Monday September 13, 2010
Pope: Church Must Reject All ‘Alternative Models of Family Life’
Encourages Christians to reinforce faith as foundation for culture
By Kathleen Gilbert
VATICAN CITY, September 13, 2010 (LifeSiteNews.com) – All legal recognition of “alternative” means of pursuing a family life, such as homosexual “marriage” and civil union laws, threatens to undermine the true model of marriage as the permanent bond of one man and one woman for the procreation of children, said Pope Benedict XVI on Monday.
The pontiff said that “the Church sees with concern the growing attempt to eliminate the Christian concept of marriage and family from the consciousness of society.”
“The Church can not approve legislative initiatives involving a reappraisal of alternative models of married life and family. They contribute to the weakening of the principles of natural law and so the relativization of all legislation and also the confusion about values in society,” said the pontiff in an address to the new German ambassador to the Holy See.
The pope said that, “Marriage is manifested as a lasting union of love between a man and a woman, which is also always oriented toward the transmission of human life,” noting that such a bond “requires a certain maturity of the person and a fundamental social and existential attitude.”

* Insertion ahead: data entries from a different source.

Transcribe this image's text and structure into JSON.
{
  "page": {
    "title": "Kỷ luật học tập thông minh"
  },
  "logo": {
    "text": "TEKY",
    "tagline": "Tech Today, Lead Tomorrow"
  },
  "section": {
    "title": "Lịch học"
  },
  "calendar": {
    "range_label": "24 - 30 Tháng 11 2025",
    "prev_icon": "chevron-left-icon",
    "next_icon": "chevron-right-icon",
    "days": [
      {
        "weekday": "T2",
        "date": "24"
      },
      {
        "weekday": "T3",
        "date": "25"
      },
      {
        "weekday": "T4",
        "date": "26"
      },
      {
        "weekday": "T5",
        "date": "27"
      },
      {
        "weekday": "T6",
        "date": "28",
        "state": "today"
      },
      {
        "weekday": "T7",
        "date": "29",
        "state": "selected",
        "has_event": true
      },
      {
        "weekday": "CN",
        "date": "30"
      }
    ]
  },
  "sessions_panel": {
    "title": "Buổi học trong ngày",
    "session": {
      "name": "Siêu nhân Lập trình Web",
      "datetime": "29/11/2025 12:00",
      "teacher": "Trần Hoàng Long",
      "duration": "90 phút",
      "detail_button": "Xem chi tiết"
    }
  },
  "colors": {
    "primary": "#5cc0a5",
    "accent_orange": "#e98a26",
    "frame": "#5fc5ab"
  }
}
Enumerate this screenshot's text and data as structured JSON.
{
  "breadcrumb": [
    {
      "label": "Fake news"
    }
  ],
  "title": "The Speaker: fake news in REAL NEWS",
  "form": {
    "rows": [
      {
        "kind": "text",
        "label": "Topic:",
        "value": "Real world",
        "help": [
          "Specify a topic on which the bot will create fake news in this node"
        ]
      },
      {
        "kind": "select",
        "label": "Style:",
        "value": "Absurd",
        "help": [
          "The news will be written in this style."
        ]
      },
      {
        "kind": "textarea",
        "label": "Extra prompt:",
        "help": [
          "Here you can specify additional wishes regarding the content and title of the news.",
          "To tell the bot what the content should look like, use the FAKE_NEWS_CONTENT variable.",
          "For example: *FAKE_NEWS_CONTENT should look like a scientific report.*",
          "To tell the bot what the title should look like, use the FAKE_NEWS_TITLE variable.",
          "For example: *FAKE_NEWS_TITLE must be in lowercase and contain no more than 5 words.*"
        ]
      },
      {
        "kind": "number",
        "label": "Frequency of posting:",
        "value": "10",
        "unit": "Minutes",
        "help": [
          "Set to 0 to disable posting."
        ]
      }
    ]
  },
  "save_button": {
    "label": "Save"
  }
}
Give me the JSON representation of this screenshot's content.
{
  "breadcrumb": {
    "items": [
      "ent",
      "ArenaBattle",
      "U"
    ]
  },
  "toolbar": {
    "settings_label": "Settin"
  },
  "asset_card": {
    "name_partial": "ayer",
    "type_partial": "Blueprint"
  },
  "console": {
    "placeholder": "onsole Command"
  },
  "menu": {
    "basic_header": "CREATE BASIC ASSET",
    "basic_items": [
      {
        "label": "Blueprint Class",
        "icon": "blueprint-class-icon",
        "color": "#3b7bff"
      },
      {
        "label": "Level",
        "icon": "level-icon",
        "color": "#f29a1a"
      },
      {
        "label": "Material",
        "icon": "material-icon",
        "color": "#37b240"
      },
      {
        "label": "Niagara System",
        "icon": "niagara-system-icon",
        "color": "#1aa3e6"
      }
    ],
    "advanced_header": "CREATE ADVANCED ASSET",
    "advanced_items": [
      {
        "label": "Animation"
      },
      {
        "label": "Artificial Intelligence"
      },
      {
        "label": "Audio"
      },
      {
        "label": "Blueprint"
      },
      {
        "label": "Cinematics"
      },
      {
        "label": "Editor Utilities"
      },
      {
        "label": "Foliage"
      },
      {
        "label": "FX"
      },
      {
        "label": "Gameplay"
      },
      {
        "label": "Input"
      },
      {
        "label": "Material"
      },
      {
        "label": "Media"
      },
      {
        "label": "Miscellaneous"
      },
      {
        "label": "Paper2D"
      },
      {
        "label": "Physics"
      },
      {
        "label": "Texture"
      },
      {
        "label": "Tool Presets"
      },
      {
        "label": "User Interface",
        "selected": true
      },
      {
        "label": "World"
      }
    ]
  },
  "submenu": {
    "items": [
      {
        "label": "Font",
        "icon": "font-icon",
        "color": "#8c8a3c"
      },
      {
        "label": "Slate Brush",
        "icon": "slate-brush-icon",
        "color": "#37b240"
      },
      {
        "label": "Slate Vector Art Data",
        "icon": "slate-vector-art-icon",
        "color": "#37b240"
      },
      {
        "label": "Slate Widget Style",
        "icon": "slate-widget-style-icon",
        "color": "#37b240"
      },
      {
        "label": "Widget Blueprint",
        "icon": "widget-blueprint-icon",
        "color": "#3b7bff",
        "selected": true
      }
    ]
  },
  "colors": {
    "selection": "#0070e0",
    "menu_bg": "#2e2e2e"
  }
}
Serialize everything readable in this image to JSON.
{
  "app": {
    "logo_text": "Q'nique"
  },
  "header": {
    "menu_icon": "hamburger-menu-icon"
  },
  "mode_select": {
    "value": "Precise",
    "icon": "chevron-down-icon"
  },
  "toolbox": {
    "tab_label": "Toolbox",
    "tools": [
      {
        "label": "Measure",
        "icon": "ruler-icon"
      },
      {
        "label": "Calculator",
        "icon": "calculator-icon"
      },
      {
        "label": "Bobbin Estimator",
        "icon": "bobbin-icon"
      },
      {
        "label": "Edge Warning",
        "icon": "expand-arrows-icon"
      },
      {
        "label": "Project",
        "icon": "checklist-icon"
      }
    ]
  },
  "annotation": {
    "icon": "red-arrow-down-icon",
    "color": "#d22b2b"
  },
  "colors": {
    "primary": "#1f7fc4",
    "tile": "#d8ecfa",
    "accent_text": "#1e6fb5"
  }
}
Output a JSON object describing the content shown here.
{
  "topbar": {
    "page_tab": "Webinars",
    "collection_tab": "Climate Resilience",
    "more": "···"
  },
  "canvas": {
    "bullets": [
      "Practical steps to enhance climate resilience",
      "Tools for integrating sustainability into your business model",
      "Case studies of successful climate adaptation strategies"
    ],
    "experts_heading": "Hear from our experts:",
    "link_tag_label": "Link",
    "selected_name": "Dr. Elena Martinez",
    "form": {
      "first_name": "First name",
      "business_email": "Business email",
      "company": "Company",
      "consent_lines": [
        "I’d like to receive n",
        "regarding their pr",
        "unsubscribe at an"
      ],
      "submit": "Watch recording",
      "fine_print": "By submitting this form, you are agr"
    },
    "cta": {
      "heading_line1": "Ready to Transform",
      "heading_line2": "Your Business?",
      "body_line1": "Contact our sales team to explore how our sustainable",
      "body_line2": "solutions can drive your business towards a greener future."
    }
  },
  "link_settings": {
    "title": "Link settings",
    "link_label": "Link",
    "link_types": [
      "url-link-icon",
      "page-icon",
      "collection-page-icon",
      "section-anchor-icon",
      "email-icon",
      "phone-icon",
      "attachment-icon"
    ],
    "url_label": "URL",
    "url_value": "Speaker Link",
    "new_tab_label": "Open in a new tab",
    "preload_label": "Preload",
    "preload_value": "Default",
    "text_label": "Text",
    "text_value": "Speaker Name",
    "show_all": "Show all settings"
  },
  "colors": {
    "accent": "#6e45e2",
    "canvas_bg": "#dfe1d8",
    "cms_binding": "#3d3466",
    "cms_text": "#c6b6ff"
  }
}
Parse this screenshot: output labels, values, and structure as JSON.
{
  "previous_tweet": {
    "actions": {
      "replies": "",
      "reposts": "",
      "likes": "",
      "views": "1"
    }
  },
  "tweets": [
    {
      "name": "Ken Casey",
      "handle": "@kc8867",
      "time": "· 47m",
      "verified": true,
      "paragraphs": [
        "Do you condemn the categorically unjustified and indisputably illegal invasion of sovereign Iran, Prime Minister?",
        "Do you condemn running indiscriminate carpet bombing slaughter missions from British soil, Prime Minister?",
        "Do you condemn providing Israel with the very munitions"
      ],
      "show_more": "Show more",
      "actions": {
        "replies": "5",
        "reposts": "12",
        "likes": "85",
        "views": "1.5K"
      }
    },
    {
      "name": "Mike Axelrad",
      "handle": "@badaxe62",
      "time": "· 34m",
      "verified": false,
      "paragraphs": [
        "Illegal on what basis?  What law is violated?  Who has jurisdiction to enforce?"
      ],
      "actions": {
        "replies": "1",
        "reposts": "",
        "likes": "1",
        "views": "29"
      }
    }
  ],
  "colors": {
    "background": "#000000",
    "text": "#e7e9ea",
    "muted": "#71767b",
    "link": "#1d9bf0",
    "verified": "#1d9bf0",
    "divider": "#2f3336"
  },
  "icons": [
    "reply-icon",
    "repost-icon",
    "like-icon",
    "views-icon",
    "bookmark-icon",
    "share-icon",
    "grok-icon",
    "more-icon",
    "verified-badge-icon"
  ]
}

Benedict also took the occasion to exalt the centrality of human life, particularly frail and dependent human life, as something that “always has priority over anything else.” “When once we begin to distinguish – and often this happens already in the womb – between life worthy and unworthy to live, any other stage of life will not be spared, much less the elderly and the infirm,” he said.
The pontiff also criticized Christians who, rather than becoming “guarantors” of the faith “without compromise,” “tend to show an overriding inclination towards more permissive religious convictions.” For example, those who replace the personal, moral Christian God with a mysterious “supreme being” render null the conflict between good and evil, and so rob society of the impetus to constantly pursue the good: “If God does not have His own will, then good and bad end up being indistinguishable. … Man thus loses the moral and spiritual energy necessary for the overall development of the person,” he said.
As new relationships are developing in recent times between church and state, said Benedict, it is incumbent upon Christians to “follow this development in a positive and critical way, as well as to refine men’s senses for the fundamental and continuing importance of Christianity in laying the groundwork to form the structures of our culture.”